Dans un courrier adressé la semaine dernière aux autorités marocaines et à l’ambassade de France au Maroc, l’Asmex a alerté sur le blocage des exportations marocaines par voie terrestre, appelant à la mise en place d’un «fast-track» dédié aux chauffeurs de camions TIR, afin d’obtenir ou de renouveler leur visa Schengen dans les plus brefs délais.
"Nous souffrons déjà du problème de rareté des bateaux et de disponibilité des containers, si en plus on prive les chauffeurs de TIR des visas nécessaires pour l’acheminement des produits vers l’Europe, cela va handicaper nos exportations", a souligné le vice-président de l'Asmex, qui rappelle que chaque année, entre 250.000 et 300.000 camions TIR traversent le détroit de Gibraltar pour se rendre en Europe. «Avec un mois d'attente pour obtenir un visa, c'est quasiment impossible d'exploiter un camion entre le Maroc et l'Europe», ajoute-t-il.
«Ces transporteurs routiers à l'international étaient les soldats du front durant le confinement. Ils étaient les seuls à traverser les frontières européennes pour aller livrer des produits de première nécessité ou des médicaments», tient-il à rappeler. Aujourd’hui ces mêmes transporteurs sont privés de visas multi-entrées valables sur plusieurs mois, voire années, leur permettant d’exploiter dans de bonnes conditions leurs camions.
En attendant que le tout nouveau gouvernement de Aziz Akhannouch se penche sur la question, Aziz Mantrach a bon espoir que la situation puisse se décanter rapidement, d’autant que le lancement de la campagne d’exportation des agrumes et primeurs est imminent.

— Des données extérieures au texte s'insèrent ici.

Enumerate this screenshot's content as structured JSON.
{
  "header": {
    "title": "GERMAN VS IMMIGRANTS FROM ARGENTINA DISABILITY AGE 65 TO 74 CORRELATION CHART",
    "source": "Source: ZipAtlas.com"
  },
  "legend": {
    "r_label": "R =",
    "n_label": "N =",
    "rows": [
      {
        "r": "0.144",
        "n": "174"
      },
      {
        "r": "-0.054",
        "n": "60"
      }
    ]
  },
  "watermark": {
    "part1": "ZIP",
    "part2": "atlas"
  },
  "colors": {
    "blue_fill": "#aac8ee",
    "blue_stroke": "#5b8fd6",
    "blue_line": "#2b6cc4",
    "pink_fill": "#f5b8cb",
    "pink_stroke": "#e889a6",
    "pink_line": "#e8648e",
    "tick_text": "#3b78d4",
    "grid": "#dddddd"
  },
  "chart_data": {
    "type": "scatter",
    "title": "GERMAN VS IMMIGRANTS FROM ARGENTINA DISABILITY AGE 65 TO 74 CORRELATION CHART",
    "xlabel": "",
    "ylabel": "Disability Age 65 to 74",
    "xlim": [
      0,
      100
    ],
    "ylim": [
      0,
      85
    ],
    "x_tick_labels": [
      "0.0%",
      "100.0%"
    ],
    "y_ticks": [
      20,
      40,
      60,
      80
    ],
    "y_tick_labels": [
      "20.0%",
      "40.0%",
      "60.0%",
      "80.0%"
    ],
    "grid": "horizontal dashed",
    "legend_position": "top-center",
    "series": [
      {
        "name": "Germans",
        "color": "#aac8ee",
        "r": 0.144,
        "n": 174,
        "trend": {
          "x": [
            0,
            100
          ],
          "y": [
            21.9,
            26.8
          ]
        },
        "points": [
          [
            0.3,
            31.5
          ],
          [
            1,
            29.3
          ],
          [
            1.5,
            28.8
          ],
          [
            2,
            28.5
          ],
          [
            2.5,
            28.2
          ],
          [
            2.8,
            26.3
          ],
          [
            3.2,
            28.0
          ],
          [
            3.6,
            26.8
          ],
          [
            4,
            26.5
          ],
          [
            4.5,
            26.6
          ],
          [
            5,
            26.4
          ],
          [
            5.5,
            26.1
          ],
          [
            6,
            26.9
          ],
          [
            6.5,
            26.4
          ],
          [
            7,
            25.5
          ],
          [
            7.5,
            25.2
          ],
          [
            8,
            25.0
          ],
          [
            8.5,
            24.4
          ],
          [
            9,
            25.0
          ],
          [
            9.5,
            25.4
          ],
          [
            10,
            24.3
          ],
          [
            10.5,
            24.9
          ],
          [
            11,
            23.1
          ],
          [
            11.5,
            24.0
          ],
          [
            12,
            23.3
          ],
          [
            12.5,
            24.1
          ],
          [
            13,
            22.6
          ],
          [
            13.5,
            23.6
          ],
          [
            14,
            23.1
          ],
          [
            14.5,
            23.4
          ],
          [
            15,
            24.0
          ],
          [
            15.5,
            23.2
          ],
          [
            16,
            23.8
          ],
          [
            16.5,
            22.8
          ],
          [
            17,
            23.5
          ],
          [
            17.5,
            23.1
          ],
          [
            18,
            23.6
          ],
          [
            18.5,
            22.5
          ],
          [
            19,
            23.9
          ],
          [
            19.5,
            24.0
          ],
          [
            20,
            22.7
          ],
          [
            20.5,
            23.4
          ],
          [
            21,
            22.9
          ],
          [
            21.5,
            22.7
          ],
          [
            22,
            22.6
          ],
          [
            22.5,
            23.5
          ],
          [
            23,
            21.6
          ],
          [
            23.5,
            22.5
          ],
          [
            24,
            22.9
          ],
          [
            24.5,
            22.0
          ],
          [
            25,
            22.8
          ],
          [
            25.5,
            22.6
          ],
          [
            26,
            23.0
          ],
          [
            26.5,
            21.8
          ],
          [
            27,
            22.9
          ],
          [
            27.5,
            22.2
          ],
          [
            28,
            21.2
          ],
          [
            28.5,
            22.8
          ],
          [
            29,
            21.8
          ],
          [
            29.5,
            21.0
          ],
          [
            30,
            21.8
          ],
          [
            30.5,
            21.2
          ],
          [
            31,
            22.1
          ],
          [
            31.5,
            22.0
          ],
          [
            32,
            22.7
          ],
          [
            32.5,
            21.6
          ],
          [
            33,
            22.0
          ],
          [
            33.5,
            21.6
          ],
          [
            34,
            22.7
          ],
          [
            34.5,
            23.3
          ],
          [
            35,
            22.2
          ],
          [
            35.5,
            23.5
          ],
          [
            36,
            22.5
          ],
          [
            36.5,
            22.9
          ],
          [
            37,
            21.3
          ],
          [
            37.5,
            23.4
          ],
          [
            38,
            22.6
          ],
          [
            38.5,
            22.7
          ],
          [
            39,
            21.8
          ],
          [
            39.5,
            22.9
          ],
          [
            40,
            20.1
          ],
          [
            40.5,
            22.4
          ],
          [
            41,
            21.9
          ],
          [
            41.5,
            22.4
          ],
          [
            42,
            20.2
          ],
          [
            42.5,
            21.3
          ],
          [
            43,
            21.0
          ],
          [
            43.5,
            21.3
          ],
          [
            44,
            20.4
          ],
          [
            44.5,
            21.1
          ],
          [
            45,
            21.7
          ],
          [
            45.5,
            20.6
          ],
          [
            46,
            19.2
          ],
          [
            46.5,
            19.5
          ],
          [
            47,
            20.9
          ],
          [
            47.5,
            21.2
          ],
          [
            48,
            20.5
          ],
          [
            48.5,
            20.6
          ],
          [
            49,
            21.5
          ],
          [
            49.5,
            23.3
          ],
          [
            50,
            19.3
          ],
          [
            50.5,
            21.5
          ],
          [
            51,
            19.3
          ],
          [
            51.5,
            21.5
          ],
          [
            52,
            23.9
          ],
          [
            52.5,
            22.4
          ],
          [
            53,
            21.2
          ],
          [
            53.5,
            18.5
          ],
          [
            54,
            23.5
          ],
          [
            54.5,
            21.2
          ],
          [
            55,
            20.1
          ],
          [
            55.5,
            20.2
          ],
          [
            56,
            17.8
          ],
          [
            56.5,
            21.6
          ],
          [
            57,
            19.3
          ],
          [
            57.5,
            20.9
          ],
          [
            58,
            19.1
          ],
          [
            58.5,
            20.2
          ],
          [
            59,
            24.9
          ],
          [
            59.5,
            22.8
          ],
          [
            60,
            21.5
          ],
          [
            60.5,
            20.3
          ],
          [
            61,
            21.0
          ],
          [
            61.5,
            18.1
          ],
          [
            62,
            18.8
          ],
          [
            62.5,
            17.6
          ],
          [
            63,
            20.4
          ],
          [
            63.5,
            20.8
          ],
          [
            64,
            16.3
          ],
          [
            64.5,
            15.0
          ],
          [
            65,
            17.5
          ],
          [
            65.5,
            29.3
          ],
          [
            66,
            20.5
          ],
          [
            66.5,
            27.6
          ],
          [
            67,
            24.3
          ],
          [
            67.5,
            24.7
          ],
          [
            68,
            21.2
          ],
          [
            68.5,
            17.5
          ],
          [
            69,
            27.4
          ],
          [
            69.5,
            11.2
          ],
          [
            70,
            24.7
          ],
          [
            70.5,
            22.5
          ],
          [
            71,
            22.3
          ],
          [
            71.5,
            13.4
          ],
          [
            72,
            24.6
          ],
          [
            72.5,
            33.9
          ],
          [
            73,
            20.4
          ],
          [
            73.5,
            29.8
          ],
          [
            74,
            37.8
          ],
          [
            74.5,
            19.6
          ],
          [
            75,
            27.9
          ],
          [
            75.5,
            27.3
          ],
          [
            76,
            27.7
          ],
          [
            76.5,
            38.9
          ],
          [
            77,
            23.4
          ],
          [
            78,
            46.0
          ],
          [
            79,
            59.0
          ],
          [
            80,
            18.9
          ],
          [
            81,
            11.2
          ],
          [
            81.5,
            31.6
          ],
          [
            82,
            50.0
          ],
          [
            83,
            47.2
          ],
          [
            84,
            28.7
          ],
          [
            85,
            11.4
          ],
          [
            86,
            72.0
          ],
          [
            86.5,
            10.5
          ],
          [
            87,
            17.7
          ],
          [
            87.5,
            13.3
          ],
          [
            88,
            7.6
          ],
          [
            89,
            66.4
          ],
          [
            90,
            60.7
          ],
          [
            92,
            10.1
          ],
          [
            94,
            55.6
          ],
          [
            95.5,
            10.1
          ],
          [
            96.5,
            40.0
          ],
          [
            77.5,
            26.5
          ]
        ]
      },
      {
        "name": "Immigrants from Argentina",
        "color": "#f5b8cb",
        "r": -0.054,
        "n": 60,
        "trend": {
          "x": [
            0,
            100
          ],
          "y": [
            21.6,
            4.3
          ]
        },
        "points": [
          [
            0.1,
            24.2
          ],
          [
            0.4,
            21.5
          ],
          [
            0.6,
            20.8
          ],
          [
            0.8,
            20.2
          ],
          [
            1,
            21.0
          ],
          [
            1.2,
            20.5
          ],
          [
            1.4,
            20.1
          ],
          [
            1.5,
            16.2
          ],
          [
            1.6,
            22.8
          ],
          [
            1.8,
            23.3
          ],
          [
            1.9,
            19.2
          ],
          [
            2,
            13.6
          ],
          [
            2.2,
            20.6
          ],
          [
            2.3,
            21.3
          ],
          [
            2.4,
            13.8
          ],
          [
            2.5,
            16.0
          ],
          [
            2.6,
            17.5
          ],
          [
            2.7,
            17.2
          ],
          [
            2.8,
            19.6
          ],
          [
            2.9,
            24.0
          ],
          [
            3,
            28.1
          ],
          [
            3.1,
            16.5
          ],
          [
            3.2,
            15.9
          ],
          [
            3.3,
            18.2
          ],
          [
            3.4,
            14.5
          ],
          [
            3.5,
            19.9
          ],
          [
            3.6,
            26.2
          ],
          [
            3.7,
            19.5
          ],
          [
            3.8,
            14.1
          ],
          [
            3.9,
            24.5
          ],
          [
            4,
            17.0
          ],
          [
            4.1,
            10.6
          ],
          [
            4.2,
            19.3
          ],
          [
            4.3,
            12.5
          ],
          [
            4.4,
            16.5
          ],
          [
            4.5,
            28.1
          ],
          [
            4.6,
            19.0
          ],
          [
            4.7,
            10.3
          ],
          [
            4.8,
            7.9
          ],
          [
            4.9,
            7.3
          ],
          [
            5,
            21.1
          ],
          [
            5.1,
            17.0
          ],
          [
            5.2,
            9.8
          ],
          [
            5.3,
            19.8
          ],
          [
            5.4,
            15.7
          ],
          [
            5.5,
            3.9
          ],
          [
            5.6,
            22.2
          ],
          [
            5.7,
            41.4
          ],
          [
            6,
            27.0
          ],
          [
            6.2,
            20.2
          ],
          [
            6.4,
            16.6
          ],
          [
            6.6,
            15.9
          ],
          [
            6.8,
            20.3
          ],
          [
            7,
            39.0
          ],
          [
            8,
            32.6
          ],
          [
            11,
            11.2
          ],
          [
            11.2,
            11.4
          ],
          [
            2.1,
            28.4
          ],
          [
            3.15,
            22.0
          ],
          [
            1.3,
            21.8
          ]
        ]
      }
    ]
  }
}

«Nous sommes très optimistes. Je suis persuadé que nos amis européens, notamment leurs représentations diplomatiques ici, ont écouté notre doléance. Je suis sûr qu'ils ne voudront pas pénaliser l'exportation marocaine et qu’ils vont certainement trouver une solution très rapidement pour donner aux chauffeurs un fast track qui leur permet d'avoir des visas rapidement et de continuer à exploiter les lignes routières à destination des pays de l'Union européenne», confie-t-il.